Dans cette scène, deux personnages se battent. Chaque coup donné à l’autre nécessite la superposition de plusieurs sons pour reproduire le mouvement de l’action :

✒︎ Coup de poing (clips en rose et de bas en haut)

– bruit de tissu (frottement de vêtement)
– mouvement (frottement d’air)
– impact de peau (son réaliste, fréquence aigu)
– impact de mix (son percussif, fréquence basse)

Dans cette scène, les personnages se battent dans un entrepôt désaffecté et le sol est recouvert d’eau. Chaque mouvement projette des particules, alors des sons de gouttelette et des mouvements d’eau ont été ajoutés. Cette texture apporte encore plus de détail à notre scène (clips en rouge).

NOTE : Il n’est pas nécessaire d’empiler systématiquement autant de sons pour donner du réalisme à un coup de poing. Dans notre exemple, le thème du film justifie cette précision sonore, car il raconte une histoire autour de combats.

4. Ambiance

Les ambiances (Background), regroupent tous les sons de fond. Ils déterminent l’atmosphère d’un lieu : une rue passante, une forêt effrayante, un stade de foot, un garage automobile, une salle bain, etc.

On peut distinguer deux types de sons d’ambiances, les sons « continues » qui se déroulent tout au long d’une séquence sans variation ni coupure entre les plans d’un même lieu (Clip en bleu) et les sons « dispersé » qui surviennent à des endroits stratégiques pour animer un espace (Clip en vert).

Prenons un exemple :

Dans cette scène, deux personnages discutent devant un garage automobile, il faut jour, et le scénario nous informe que le garage est ouvert. L’ambiance du lieu est entièrement refabriquée :

✒︎ Son continu (clips en bleu)

– bruit de ville
– bruit de trafic
– bruit d’oiseau

✒︎ Son dispersé (clips en vert)

– bruit de moteur
– bruits de matériels mécaniques
– bruit de chien

Les sons « dispersés » ont été judicieusement placés entre les dialogues, car ils ne doivent pas interférer avec les voix. Aussi, ce sont des sons mécaniques donc percussifs, alors une sensation rythmiquement agréable doit se ressentir dans le montage. Il ne sert à rien d’empiler tous les sons en même temps, ils doivent être dispersés de manière harmonieuse et logique.
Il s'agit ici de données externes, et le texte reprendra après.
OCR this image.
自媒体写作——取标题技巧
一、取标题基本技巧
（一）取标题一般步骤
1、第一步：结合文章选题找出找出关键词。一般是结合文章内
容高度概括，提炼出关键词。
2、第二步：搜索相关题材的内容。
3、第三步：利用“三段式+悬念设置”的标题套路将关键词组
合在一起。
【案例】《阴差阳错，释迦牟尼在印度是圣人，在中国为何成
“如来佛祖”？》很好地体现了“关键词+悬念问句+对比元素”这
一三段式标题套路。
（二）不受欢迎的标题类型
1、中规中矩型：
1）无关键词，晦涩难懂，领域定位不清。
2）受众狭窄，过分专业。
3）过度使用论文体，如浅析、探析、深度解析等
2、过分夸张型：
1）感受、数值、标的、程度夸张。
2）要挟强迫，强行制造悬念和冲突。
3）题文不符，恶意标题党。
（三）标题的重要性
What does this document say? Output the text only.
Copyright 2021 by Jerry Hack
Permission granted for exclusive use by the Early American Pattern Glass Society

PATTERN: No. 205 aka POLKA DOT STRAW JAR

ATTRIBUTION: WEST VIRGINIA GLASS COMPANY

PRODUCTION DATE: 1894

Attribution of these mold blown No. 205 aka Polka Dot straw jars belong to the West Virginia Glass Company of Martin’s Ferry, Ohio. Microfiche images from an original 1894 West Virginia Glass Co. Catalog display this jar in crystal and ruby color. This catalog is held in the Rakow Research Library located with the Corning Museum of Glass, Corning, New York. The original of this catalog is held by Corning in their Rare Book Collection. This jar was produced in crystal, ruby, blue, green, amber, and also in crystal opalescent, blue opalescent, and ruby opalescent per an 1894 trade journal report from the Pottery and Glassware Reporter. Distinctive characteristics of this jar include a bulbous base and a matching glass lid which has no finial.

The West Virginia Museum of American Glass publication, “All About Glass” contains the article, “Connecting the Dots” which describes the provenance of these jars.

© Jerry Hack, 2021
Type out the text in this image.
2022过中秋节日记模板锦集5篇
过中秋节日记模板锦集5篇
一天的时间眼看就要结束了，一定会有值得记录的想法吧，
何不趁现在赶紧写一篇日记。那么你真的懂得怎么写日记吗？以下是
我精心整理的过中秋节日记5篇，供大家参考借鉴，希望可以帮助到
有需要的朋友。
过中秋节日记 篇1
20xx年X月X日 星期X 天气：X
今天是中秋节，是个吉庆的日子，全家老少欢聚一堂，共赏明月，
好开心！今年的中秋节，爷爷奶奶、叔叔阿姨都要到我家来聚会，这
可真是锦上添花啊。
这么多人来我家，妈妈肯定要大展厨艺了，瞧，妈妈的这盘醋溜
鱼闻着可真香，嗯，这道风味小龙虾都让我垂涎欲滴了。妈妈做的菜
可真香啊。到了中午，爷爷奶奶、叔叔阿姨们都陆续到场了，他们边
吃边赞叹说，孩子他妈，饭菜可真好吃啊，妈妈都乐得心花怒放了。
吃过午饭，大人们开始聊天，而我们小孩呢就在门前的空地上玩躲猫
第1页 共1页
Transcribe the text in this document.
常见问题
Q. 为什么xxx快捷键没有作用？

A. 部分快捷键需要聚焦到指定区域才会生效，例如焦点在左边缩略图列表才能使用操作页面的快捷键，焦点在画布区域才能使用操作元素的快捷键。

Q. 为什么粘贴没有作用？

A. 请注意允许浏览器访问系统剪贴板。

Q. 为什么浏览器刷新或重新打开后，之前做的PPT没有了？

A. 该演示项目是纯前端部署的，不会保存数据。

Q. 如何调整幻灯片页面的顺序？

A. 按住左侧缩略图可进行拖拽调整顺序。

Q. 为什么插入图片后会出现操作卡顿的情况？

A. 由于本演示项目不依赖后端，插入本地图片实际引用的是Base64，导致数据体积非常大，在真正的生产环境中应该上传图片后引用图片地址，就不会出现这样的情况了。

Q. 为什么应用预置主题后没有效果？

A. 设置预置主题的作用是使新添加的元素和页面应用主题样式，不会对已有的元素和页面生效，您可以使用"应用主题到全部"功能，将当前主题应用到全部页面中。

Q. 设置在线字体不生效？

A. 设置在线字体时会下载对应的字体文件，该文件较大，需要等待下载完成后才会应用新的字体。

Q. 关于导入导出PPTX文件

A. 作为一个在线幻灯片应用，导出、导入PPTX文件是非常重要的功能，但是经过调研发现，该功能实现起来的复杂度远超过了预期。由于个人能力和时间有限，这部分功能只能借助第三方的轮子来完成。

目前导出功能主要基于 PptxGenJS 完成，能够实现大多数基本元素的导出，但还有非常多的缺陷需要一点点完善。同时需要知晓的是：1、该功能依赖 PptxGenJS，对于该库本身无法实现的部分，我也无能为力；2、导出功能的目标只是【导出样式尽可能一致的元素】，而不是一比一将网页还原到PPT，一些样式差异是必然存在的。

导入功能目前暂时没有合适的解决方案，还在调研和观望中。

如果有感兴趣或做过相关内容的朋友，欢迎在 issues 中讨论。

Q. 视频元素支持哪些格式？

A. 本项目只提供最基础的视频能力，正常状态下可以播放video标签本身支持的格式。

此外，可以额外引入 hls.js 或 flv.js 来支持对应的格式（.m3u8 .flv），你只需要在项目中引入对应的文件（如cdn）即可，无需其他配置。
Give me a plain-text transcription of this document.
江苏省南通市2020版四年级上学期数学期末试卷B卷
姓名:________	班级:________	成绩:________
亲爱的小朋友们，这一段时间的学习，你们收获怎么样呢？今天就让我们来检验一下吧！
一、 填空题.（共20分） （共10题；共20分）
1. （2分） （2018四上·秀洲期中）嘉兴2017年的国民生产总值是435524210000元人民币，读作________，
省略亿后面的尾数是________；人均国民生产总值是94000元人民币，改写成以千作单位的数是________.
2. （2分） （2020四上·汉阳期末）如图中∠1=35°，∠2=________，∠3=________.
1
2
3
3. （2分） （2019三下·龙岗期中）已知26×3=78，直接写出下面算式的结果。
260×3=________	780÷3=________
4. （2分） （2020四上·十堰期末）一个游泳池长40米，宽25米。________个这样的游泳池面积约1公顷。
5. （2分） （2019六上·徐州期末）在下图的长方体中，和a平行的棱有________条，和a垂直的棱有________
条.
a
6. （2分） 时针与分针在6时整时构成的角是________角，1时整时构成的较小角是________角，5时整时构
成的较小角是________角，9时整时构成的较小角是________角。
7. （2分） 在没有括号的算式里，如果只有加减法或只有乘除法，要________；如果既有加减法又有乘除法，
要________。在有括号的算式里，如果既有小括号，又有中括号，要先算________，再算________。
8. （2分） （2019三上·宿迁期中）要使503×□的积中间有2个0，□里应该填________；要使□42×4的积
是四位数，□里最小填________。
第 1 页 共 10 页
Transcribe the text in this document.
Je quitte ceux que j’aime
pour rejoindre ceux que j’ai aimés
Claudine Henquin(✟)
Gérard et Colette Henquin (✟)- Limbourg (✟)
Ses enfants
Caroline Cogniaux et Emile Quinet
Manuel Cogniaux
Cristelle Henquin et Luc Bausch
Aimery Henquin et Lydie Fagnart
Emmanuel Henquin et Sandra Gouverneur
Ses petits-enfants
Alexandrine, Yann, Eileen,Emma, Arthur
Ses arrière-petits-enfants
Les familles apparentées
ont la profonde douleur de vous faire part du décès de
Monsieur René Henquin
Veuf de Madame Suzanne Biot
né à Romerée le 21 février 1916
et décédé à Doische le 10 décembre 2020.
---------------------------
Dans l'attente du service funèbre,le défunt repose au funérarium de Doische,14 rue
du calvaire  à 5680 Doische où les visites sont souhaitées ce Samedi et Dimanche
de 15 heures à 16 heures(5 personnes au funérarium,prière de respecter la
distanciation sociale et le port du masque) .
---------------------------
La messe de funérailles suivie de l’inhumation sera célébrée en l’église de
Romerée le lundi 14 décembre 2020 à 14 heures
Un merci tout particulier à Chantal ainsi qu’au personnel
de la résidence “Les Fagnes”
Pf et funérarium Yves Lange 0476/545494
Remarque : Plusieurs sons « dispersés » ont été empilés au début de la scène, générant ainsi un boucan mécanique. Ce paquet de bruit permet ici de marquer l’entrée dans la scène et aide le spectateur à comprendre brutalement où il se trouve : un lieu bruyant. Cette astuce a pu être réalisé, car aucun dialogue ne se trouvaient là à cet instant.

NOTE : Les sons « dispersé » doivent être répartis logiquement. Ils doivent raconter une histoire de fond que l’on ne voit pas à l’image afin d’ajouter de la vie et de la profondeur à une scène. Dans notre exemple, on raconte l’histoire d’une voiture en réparation.

5. Sound-design

On peut considérer que le Sound-design, par son approche créative, est un métier différent de celui du monteur son. On peut aussi dire que le Sound-design, c’est inventer des sons cinégéniques de choses ou d’objets qui n’existent pas dans la réalité. Mais dans cet article, utilisons plutôt ce terme pour désigner une autre catégorie sonore : le son ampliatif.

Reprenons notre scène de combat :

Pour le coup de poing final, l’impact et la chute du personnage ont été conçus, comme vue précédemment, avec des Hard-FX.

Mais pour accentuer ce dernier coup, un son totalement hors-sujet à la scène a été choisi pour amplifier l’impact et singulariser le coup. (clips en bleu)

Écouter le son seul :

Ce bruit de lourde porte métallique fonctionne bien et le lieu y est pour quelque chose. Dans l’imaginaire collectif, un entrepôt désaffecté fait penser au métal ou à l’acier, une matière industrielle fabriquée dans des hangars de taules. Les gestes musclés des personnages rappellent le fer, la force mécanique. Ce son fonctionne dans ce contexte, et le mixeur l’installera dans l’image comme un son « subliminale ».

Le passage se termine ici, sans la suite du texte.